Thank you, this is correct. Fiber SFP+ ports won't support anything else than 1G SFP transceivers/speed and 10G SFP+ transceivers/speed. There is no Multi-Gigabit Ethernet (2.5G speed or 5G speed) support on SFP+ ports, even on the M4300-16X or M4300-96X switches which offer Multi-Gigabit Ethernet on their 10GBASE-T copper (RJ45) ports.

 

I hope this helps, M4300 datasheet is detailing various speeds supported by every port very precisely page 3 (At a Glance section), and page 33 (Tech Spec section).

 

Regards,

Message 3 of 5
nmarques
Guide

Re: M4300 & NBASE-T

@LaurentMa So a switch has to support the speeds specifically on the ports, even if the SFP+ module supports 2.5G/5G speeds?

Message 4 of 5
schumaku
Guru

Re: M4300 & NBASE-T

Yes. For the very same reason one can't just replace the PHY interface to a switch cores designed for 1/10G to make it MultiGig capable.

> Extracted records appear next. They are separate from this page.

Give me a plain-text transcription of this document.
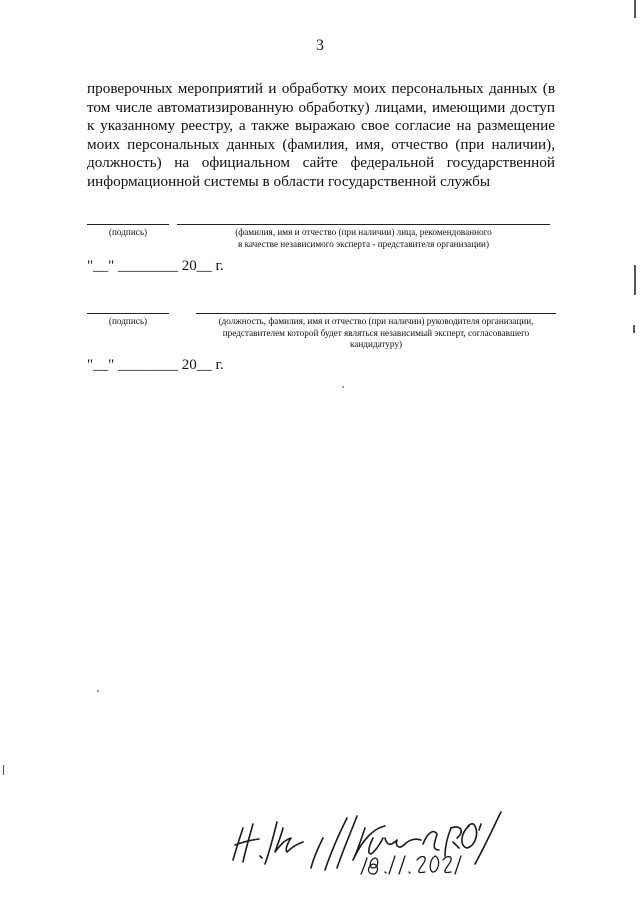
3

проверочных мероприятий и обработку моих персональных данных (в том числе автоматизированную обработку) лицами, имеющими доступ к указанному реестру, а также выражаю свое согласие на размещение моих персональных данных (фамилия, имя, отчество (при наличии), должность) на официальном сайте федеральной государственной информационной системы в области государственной службы

(подпись)	(фамилия, имя и отчество (при наличии) лица, рекомендованного
в качестве независимого эксперта - представителя организации)
"__" ________ 20__ г.
(подпись)	(должность, фамилия, имя и отчество (при наличии) руководителя организации,
представителем которой будет являться независимый эксперт, согласовавшего
кандидатуру)
"__" ________ 20__ г.
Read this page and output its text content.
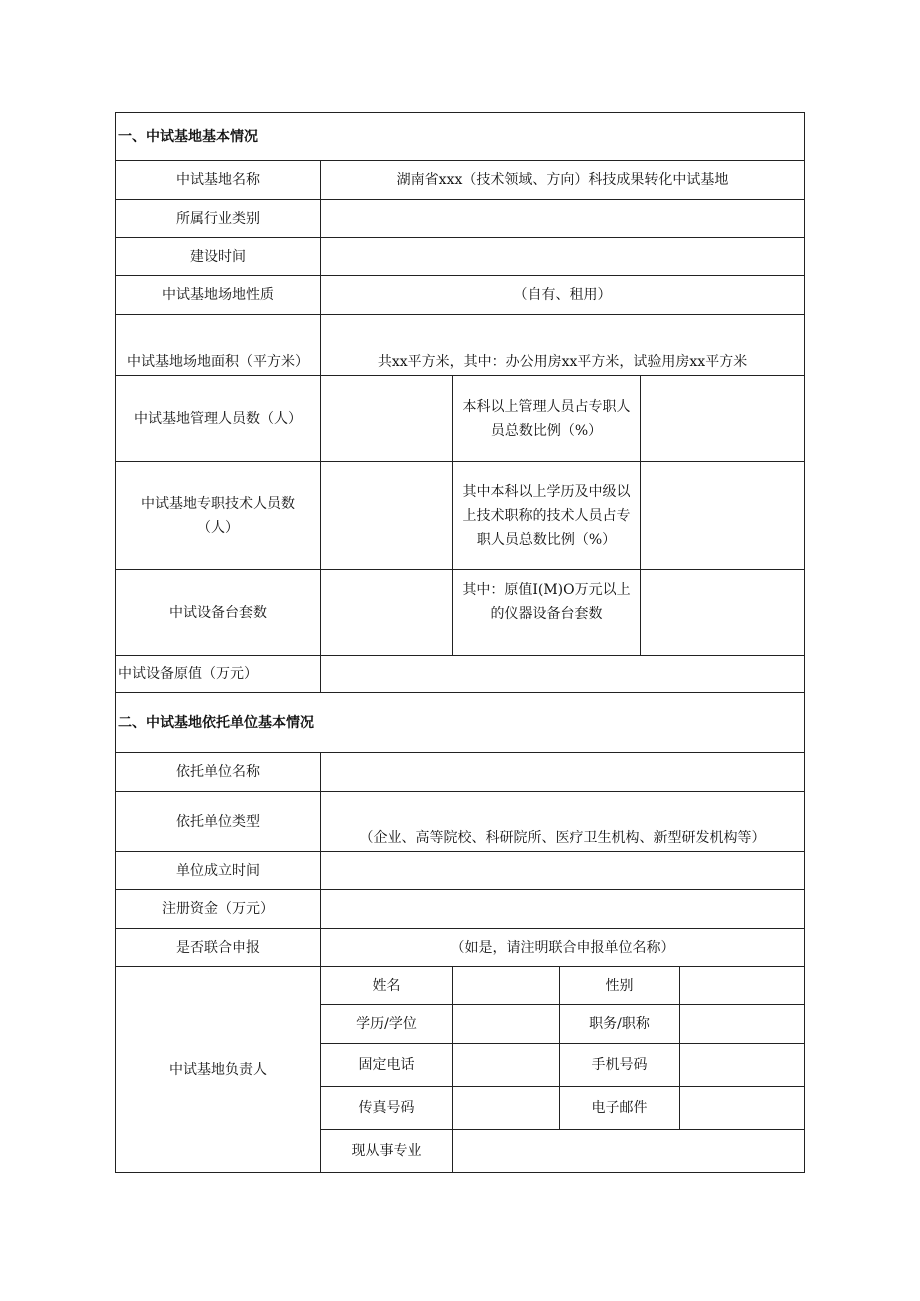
一、中试基地基本情况					
中试基地名称	湖南省xxx（技术领域、方向）科技成果转化中试基地				
所属行业类别					
建设时间					
中试基地场地性质	（自有、租用）				
中试基地场地面积（平方米）	共xx平方米，其中：办公用房xx平方米，试验用房xx平方米				
中试基地管理人员数（人）		本科以上管理人员占专职人员总数比例（%）			
中试基地专职技术人员数（人）		其中本科以上学历及中级以上技术职称的技术人员占专职人员总数比例（%）			
中试设备台套数		其中：原值I(M)O万元以上的仪器设备台套数			
中试设备原值（万元）					
二、中试基地依托单位基本情况					
依托单位名称					
依托单位类型	（企业、高等院校、科研院所、医疗卫生机构、新型研发机构等）				
单位成立时间					
注册资金（万元）					
是否联合申报	（如是，请注明联合申报单位名称）				
中试基地负责人	姓名		性别		
	学历/学位		职务/职称		
	固定电话		手机号码		
	传真号码		电子邮件		
	现从事专业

In the SFP/SFP+ word, the complete data path from the between the SFP (+) interfaces on the switch side must and does run at the same speeds.

Long time ago in the early days of Gigabit Ethernet we faced a performance issue on Sun production servers and found the switches were operating on Gigabit, while the Sun interfaces were on Fast Ethernet ... it worked, kind of ... similar to your SFP+ interface doing 2.5G. Errors and retransmits happened invisibly in both cases.